Russian President Vladimir Putin said Saturday he and Crown Prince Mohammed bin Salman “have agreed to extend our agreement” to limit production as prices slump on global markets.
An existing deal committing OPEC and non-members to cuts expires this year.
While there was no announcement on how much would be cut and for how long, the pact between the world’s two biggest crude exporters was cheered by oil traders, with Brent jumping $2.42 to $53.35 and West Texas Intermediate up $2.60 at $62.06 on Monday.
There was a slight paring of prices after Qatar announced it would be leaving OPEC next year as it looks to concentrate on its gas production, though it would continue to pump crude. The country contributes a fraction of the entire output from the group.
“While we still need to know by how much OPEC will curb its production, Putin’s comment does clear a barrier for OPEC in stabilizing prices as Russia has been ambiguous about its stance,” Ahn Yea Ha, a commodities analyst at Kiwoom Securities told Bloomberg News.

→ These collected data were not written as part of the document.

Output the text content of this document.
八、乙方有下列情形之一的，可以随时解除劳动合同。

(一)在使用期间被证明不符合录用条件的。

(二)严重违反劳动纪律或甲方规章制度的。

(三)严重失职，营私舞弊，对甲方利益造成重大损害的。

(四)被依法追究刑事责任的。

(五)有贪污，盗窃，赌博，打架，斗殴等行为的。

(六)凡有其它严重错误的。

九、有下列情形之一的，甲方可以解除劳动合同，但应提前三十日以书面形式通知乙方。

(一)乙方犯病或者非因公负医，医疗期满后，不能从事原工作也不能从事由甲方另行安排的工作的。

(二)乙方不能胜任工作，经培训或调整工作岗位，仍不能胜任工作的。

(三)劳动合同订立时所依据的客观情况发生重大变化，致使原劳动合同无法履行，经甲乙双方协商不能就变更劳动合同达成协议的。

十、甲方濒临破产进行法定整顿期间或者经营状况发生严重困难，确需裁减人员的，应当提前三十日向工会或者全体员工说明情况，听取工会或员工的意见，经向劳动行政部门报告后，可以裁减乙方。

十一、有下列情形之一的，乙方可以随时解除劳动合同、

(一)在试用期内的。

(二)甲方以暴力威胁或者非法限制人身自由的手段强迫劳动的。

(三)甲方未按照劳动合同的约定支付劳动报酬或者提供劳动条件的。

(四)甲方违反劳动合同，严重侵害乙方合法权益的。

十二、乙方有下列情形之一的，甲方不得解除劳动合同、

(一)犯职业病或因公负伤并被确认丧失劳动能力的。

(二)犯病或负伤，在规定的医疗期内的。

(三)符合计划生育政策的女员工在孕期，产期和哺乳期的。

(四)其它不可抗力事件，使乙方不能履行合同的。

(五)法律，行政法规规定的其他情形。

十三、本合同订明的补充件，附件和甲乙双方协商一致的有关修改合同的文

Both main contracts have plunged by about a third since hitting four-year highs at the start of October, hit by a number of factors including easing demand, high production, softer-than-expected US sanctions on Iran and a global growth slowdown.
Another major reason for the sell-off has been the ongoing trade row between China and the US, which has seen the world’s top economies swap tariffs on imports worth hundreds of billions of dollars fueling fears about the impact globally.
However, Donald Trump and Xi Jinping on Saturday announced a deal that will see the US hold off raising levies on Chinese goods on January 1 and China promise to buy more from the US, while entering a 90-day period of talks to bring an end to the dispute.
Traders are now looking ahead to a weekend meeting of OPEC and key non-OPEC members in Vienna, where they will make an announcement on their cuts plans.
Most analysts expect a cut of around one million barrels per day, but some say this may not be enough to arrest the decline in prices.
“It’s a huge week not only for oil markets but capital markets in general,” said Stephen Innes, head of Asia-Pacific trade at OANDA.
“Post-G20 sentiment is a bit more positive than expected but still very much work in progress, so perhaps the most crucial event in December next to (Britain’s) Brexit vote could very well be the OPEC summit.”